Indian banks are tightening their workforce, with fresh data showing a steady reduction in employee strength. The trend points to a structural shift in banking operations. As digital transactions rise and physical branch footfalls stabilise, lenders are increasingly relying on automation and artificial intelligence-led underwriting. 

Among large private lenders, HDFC Bank saw its total employee count decline from 2.15 lakh in FY25 to 2.11 lakh in FY26. Similarly, Axis Bank trimmed its workforce to 1.01 lakh in FY26 from 1.04 lakh in FY25 and 1.04 lakh in FY24. 

“While we added 400 branches during the year, our total workforce declined by 3% year on year, driven by technology leverage and key gains at both employee and branch levels,” Amitabh Chaudhry said in the post earnings media call. 

Data for ICICI Bank shows employee strength at 1.3 lakh in FY25, lower than 1.4 lakh in FY24, indicating that rationalisation had begun earlier. At RBL Bank, employee strength fell to 13,316 in FY26 from 14,265 a year earlier, continuing a gradual moderation after peaking in FY25.

DCB Bank Managing Director and CEO Praveen Kutty said that they have gone back to 11,300 people which is lower than around 11, 900 employees the bank had in September 2024.

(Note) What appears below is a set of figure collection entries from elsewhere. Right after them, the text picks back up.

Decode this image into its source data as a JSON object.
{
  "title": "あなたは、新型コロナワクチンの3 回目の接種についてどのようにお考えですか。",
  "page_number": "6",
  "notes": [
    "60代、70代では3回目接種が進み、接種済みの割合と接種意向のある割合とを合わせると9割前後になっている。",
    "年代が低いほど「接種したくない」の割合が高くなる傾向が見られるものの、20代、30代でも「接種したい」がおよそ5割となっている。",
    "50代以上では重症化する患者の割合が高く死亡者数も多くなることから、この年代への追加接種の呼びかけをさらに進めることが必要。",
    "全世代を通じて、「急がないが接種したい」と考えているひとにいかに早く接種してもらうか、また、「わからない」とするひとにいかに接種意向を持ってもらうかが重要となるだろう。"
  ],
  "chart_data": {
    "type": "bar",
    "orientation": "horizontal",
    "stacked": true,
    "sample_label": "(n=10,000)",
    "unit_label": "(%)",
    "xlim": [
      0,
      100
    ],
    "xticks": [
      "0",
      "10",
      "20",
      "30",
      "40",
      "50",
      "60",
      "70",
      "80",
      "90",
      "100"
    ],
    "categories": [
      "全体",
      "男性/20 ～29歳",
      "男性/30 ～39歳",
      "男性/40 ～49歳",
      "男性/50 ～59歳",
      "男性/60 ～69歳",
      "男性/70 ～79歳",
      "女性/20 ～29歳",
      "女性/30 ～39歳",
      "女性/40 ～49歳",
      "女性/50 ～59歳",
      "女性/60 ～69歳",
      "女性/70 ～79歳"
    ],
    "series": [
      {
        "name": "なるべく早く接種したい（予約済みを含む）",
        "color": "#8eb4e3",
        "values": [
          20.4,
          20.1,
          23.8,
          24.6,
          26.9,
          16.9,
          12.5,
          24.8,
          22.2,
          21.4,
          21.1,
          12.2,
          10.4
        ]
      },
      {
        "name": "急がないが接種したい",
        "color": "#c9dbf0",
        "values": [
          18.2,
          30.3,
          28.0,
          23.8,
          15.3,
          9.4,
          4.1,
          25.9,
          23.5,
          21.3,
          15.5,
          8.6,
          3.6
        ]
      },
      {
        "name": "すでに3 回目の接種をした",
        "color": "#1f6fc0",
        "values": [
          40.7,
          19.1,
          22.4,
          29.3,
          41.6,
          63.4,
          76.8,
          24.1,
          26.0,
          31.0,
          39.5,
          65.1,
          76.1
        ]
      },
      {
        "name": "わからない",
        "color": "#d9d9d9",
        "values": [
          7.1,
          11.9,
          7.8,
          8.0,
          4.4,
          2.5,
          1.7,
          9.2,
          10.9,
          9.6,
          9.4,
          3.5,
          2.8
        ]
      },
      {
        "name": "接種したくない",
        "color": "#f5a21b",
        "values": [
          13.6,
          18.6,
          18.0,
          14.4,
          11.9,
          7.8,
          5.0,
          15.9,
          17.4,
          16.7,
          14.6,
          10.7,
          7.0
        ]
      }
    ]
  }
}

“So, we are still below that peak (September 2024). But I would tend to imagine that we will close this year with higher number of people as there is still opportunity, and demand,” Kutty said. 

Public sector lender Union Bank of India also reported a marginal dip in headcount to 73,885 in FY26 compared with 73,900 in FY25, although its workforce remains broadly stable over the last three years. 

The aggregate employee expense for 14 banks, which have announced their quarterly results, stood at Rs 1.04 lakh crore for the financial year ended March 31, marking a growth of 6.14% on year. This growth is the lowest in the last five years, according to data sourced from Capitaline.